La figura calló entonces sin decir nada más y sin que yo hubiera entendido lo más mínimo, y no se tomó más molestia en mí una vez que extendió su mano revoloteada para ayudarme a poner de pie, sin que un solo pájaro ni murciélago, me llegara a rozar. Simplemente continuó su camino por entre el maizal tumbando los tallos a su paso, mas sin quebrarlos, pues una vez que avanzaba, éstos se volvían a erguir perezosos.

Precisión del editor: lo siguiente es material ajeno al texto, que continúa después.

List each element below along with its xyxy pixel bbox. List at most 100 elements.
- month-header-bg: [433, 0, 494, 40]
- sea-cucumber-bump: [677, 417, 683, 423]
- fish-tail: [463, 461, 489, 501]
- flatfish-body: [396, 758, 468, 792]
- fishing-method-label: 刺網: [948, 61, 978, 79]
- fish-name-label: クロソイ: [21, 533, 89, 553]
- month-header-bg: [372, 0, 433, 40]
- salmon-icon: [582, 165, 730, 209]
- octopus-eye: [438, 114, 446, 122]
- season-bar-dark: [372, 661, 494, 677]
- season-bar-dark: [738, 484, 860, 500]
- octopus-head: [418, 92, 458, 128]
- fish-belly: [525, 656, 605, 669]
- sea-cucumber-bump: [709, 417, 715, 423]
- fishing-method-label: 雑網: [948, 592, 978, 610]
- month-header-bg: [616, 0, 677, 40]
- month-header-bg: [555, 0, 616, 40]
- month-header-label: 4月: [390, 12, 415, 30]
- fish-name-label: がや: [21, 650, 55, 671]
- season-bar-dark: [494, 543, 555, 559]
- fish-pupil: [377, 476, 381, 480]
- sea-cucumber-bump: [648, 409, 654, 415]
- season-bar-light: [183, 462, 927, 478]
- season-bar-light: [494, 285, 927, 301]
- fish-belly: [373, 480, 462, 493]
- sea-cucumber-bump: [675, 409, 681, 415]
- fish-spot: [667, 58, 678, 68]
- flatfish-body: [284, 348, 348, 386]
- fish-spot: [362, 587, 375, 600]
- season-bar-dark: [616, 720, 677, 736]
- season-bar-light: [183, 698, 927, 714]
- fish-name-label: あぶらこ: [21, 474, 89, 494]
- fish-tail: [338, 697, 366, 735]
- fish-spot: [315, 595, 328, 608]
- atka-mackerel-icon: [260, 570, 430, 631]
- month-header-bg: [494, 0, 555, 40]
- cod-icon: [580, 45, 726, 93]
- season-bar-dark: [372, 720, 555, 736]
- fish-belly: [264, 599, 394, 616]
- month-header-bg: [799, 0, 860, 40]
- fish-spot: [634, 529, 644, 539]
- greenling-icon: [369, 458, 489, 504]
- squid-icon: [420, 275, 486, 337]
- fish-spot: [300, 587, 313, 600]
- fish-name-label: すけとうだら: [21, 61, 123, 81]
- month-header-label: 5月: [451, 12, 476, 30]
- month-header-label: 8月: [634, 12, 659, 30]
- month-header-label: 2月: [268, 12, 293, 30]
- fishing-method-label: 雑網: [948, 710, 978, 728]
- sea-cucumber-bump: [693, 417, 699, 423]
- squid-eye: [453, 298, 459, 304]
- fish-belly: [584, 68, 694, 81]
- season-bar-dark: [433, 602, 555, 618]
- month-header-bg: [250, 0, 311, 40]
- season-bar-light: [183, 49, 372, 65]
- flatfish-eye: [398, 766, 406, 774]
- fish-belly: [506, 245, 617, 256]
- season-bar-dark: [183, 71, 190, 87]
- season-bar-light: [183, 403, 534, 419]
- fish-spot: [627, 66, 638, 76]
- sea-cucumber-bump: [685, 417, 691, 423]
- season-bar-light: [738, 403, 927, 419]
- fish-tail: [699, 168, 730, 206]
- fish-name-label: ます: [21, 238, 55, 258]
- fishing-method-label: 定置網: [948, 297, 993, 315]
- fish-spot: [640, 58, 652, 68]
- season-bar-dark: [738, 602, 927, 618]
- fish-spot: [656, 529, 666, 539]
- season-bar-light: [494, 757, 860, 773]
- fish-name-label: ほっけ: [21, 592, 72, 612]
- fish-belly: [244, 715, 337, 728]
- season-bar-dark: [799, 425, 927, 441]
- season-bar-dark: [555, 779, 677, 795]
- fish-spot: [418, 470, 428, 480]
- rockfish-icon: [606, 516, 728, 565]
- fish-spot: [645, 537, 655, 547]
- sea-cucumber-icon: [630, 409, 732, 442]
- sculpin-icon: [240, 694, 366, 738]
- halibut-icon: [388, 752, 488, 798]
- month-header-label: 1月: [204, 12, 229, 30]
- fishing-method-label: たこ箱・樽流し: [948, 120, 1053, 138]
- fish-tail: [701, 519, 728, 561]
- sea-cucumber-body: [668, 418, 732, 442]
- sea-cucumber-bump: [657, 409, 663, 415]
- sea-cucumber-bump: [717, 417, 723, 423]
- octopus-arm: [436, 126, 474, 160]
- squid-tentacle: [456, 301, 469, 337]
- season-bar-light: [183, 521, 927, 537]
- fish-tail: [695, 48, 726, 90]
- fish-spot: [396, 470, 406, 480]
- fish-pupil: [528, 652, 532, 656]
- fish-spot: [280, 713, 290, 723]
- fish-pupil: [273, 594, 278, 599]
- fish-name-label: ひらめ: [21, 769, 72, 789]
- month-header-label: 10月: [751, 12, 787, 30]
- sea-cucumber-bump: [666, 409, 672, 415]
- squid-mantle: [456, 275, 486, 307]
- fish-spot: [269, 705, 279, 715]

Finalmente desapareció de mi vista, como volatilizándose, para no volver nunca más a mi vigilia. Aunque por fortuna se alojó en mis sueños por estos treinta años, hasta hoy en que me temo su muerte. Cierta o no esta muerte, vuelva su figura a mi noche o ya esté desterrada para siempre, yo seguiré hasta mi turno cumpliendo su lección, y acudiré como acudo cada día a este terreno, desde entonces a veces maizal, a veces trigo, a veces girasol, a veces simple barbecho, en el que escribo compulsivamente historias que luego dejo marchar por entre los surcos, dejando que mis palabras sean devoradas por el regadío si es la época, o por el sol, o por el viento, o por la lluvia, o incluso por mosquitos, grillos, arañas y otros insectos, a los que he visto preferir mi tinta a mi carne, más jugosa sin duda.